The Science Journal of the American Association for Respiratory Care

2003 OPEN FORUM Abstracts

IMPROVING THE PERFORMANCE OF YOUR PERFORMANCE IMPROVEMENT (IPPI)

Ruth Krueger BS, RRT, Jerald W. Roberts BA, RRT Sioux Valley Hospital USD Medical Center, Sioux Falls, SD

Background: JCAHO standards require that performance improvement (PI) be planned and systematic using Failure Mode Effects Analysis rather than the traditional Root Cause Analysis. In this department of 85 therapists, PI projects and monitors were developed retrospectively with little input coming from the staff. Monitors were continued year to year without significant analysis of the data collected. The project objective was to design a planned and systematic PI approach that involves the staff more in identifying PI opportunities. METHOD: A prospective PI calendar was designed that indicates what area of focus to solicit from staff and which supervisor is scheduled to report their monitoring analysis. The calendar assures that each area of respiratory care is reviewed every six months. The respiratory therapy (RT) areas included on the calendar and in the monthly question to the staff are: bronchodilator therapy, bronchial hygiene, volume expansion, oxygenation, critical care, neurodiagnostics , pulmonary function testing, bronchoscopy and patient education. The format for the monthly question is "What can we do better in the area of ________(focus area from calendar)?" Suggestions from the staff are evaluated at a bi-monthly PI meeting. The individual with the winning project suggestion is rewarded and the project is implemented or set up on a monitor for further evaluation. 
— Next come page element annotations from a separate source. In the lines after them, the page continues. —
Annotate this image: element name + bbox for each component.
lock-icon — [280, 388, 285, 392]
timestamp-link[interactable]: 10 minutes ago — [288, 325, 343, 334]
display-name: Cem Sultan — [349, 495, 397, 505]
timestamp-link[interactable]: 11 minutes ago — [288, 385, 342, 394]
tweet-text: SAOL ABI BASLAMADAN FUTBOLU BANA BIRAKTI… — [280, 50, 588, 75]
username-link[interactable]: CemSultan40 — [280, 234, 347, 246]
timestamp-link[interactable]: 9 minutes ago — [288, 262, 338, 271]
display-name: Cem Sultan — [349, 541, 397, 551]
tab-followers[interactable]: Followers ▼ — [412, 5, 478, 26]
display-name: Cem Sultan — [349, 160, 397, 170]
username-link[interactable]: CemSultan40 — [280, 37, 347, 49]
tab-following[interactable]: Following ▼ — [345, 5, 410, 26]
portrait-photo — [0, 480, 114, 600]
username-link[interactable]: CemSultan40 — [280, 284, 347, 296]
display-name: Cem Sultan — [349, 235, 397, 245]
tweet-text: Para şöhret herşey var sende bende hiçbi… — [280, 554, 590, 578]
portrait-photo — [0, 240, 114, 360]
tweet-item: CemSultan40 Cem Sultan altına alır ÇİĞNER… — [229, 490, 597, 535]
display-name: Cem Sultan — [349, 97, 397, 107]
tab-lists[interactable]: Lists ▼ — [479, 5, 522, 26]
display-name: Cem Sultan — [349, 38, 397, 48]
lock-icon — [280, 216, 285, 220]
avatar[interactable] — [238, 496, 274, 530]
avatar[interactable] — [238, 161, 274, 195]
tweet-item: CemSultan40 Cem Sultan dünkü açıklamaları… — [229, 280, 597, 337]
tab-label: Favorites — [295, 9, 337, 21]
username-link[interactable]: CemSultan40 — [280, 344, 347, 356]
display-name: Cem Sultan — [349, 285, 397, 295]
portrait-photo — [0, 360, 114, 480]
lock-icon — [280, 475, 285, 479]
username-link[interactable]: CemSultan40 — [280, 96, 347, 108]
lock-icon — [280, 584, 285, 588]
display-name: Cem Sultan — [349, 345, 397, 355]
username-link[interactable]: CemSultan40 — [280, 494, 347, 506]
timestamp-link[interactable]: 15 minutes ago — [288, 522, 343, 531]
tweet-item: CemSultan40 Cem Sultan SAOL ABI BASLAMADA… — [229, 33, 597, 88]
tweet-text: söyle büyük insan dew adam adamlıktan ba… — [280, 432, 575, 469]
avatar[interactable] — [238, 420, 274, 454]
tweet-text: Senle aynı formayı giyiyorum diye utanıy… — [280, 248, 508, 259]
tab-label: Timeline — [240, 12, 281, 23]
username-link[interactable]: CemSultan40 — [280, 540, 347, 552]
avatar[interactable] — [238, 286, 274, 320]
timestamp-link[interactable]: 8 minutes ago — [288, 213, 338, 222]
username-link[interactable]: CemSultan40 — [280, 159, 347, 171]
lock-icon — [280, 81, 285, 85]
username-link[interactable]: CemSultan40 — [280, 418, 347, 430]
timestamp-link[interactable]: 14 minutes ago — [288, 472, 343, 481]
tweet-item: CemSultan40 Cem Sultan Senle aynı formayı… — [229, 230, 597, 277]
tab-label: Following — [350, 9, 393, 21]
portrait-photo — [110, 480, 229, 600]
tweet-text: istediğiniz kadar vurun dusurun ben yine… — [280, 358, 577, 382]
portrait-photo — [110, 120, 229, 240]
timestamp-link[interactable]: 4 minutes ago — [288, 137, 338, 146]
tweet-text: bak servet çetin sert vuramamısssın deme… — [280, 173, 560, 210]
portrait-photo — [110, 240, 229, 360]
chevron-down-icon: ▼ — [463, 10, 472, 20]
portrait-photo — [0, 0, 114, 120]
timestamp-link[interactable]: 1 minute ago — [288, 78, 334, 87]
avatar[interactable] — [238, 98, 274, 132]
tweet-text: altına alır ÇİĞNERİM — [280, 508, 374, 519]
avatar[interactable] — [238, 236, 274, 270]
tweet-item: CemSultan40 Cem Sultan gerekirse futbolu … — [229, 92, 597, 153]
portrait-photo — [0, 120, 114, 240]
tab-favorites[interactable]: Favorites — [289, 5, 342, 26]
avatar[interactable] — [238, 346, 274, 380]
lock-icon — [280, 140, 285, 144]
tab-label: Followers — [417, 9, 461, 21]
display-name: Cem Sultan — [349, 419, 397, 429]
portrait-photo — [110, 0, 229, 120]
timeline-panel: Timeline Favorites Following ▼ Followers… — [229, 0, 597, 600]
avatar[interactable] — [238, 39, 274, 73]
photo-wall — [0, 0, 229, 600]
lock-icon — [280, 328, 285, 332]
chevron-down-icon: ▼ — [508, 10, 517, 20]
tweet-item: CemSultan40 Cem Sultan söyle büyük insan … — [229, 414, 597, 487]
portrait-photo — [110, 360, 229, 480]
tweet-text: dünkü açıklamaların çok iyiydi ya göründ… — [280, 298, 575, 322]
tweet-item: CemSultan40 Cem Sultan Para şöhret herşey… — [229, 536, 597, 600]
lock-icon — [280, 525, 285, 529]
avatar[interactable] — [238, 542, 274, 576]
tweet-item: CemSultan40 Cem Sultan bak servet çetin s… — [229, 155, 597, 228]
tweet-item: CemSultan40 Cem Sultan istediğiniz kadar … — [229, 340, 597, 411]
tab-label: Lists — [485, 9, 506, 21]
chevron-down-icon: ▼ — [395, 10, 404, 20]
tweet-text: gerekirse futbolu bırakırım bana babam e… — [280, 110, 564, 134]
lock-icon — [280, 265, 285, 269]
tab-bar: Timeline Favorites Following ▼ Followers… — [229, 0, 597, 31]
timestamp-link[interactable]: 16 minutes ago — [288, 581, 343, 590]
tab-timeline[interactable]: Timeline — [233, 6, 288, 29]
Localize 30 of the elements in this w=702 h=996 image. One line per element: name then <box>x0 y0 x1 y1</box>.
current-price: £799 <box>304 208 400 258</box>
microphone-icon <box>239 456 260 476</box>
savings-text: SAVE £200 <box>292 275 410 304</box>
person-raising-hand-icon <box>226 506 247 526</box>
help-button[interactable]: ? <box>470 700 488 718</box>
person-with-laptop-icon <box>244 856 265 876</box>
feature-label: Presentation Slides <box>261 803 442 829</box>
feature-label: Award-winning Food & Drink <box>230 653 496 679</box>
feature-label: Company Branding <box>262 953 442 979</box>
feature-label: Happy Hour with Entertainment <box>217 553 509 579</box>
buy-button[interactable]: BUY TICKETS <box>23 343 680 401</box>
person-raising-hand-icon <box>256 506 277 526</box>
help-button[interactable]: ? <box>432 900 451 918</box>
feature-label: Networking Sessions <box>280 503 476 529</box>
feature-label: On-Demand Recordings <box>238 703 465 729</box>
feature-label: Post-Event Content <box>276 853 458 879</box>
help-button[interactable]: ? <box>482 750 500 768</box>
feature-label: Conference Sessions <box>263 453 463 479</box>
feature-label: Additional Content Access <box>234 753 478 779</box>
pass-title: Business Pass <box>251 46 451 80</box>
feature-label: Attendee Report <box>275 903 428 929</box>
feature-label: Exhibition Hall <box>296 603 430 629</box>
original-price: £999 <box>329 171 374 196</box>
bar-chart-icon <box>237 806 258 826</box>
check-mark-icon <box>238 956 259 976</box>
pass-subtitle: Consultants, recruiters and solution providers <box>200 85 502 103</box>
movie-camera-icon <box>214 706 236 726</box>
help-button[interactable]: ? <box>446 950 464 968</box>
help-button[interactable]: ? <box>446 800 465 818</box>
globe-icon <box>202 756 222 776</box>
RESULTS: RT PI projects increased from two projects prior to implementing the calendar to twelve projects in one year post implementation. Staff involvement in PI increased from 0 to 21 suggestions in the same time frame and 68% of 85 therapists surveyed felt they had more input into the PI process after implementation of the project. The calendar is in its third year of rotation with recognition hospital wide for its innovation. Staff input has stimulated projects associated with nursing, health unit coordinators, physicians, and other allied health providers as well as all of the disciplines within the RT department. RT is recognized as a leader in performance improvement at this institution and as word spreads, other departments are requesting to model the calendar and incorporate its use into their areas. 

Conclusions: A planned and systematic PI calendar increases staff involvement and improves the quality of projects by making them prospective rather than retrospective. IPPI has shown a widespread organizational effect on many dimensions of care including efficacy/effectiveness, safety, efficiency, economics, and appropriateness.